There are certain details which go a long way to establishing what lading a car contains and I plan to add a few examples to my models. For example, grain cars always have spilled seed on the roof and some sprouts. Cement collected on the roof around the hatches and hardened. Roof hatches become damaged over time and replaced, frequently with non-matching hatches. I really should paint a couple of hatches a contrasting color to represent this. And, though I was heavy with some of the rust on the cars it seems like in the northeast you can never have "too much" rust. Sometimes the entire upper portions are just orangish-brown from all the rust. My roster needs more of are Conrail brown cylinderical covered hoppers with the large can opener logo. I like the way they look, and remember seeing many as a child.

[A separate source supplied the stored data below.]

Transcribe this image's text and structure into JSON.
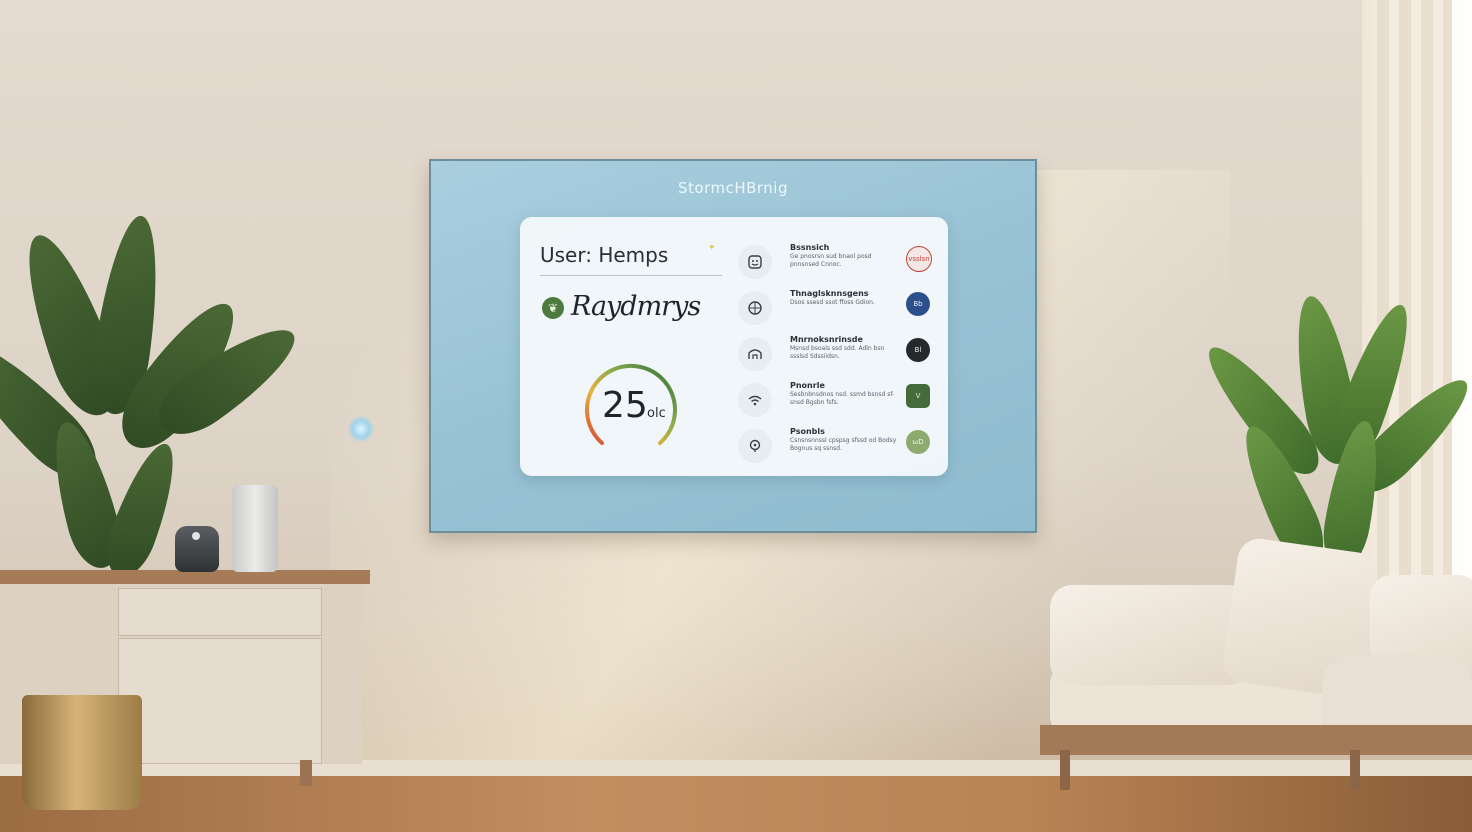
{
  "screen": {
    "title": "StormcHBrnig"
  },
  "panel": {
    "user_label": "User: Hemps",
    "status_icon": "leaf-icon",
    "status_text": "Raydmrys",
    "gauge": {
      "value": "25",
      "unit": "olc",
      "level": 0.75
    }
  },
  "items": [
    {
      "icon": "face-icon",
      "title": "Bssnsich",
      "desc": "Ge pnosrsn sud bnaol posd pnnsnsed Cnnoc.",
      "badge_text": "vsslsn",
      "badge_color": "#f3e8e6",
      "badge_border": "#c0433a"
    },
    {
      "icon": "globe-icon",
      "title": "Thnaglsknnsgens",
      "desc": "Dsos ssesd ssot ffoss Gdion.",
      "badge_text": "Bb",
      "badge_color": "#2d4f8c",
      "badge_border": "#2d4f8c"
    },
    {
      "icon": "home-icon",
      "title": "Mnrnoksnrinsde",
      "desc": "Msnsd bsoals ssd sdd. Adln bsn ssslsd Sdssiidsn.",
      "badge_text": "Bl",
      "badge_color": "#25292b",
      "badge_border": "#25292b"
    },
    {
      "icon": "wifi-icon",
      "title": "Pnonrle",
      "desc": "Sesbnbnsdnos nsd. ssmd bsnsd sf-snsd Bgsbn fsfs.",
      "badge_text": "V",
      "badge_color": "#456b3a",
      "badge_border": "#456b3a"
    },
    {
      "icon": "location-pin-icon",
      "title": "Psonbls",
      "desc": "Csnsnsnnssl cpspsg sfssd od Bodsy Bognus sq ssnsd.",
      "badge_text": "ωD",
      "badge_color": "#8eab6f",
      "badge_border": "#8eab6f"
    }
  ],
  "colors": {
    "screen_bg": "#98c2d4",
    "panel_bg": "#f4f9fb",
    "gauge_gradient": [
      "#d64538",
      "#e8b33c",
      "#7fa84a",
      "#2f6b3a"
    ]
  }
}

In a rare exception to my general rule, I was at the Springfield train show a couple of years ago and saw that Spring Mills Depot was selling Flexi-Flo covered hoppers for about $50. Since I don't usually pay more than $10 for a car, this was huge sum for a ready-to-run car and out of my comfort zone. I haven't seen many Flexi-flo cars- model or prototype- but the large can opener scheme fit my time era so I started talking with the people at SMD. Turns out, they have only seen a picture of one prototype painted in this scheme and due to a predicted low demand only made 48 models in this scheme. They had two left in inventory, but didn't bring them. The next day I went online and bought it. It's an exquisite car, and very unique. I don't have any idea if it ever made its way up to Albany but because of its rarity I doubt it. Still, it was much safer to buy it now and ask questions later. It currently sits in the box, untouched. (image taken from their website).
This last picture shows a non-covered hopper, but I thought I would mention it anyway. When I got back into HO in 2010 I decided to start slowly by picking up a couple of HO kits. One included this D&H coal hopper. If you have been following my blog you will quickly realize that this car has no real business being on my roster. In fact, when I bought it I wasn't sure what I was going to model. It just looked fun to put together. However, my wife saw it and immediately claimed it as her own, and has done all of the work on it to date. She assembled it, did the weathering, and installed the false floor for the eventual coal load. I am quite proud of her accomplishments. Once finished, it will be a very special car.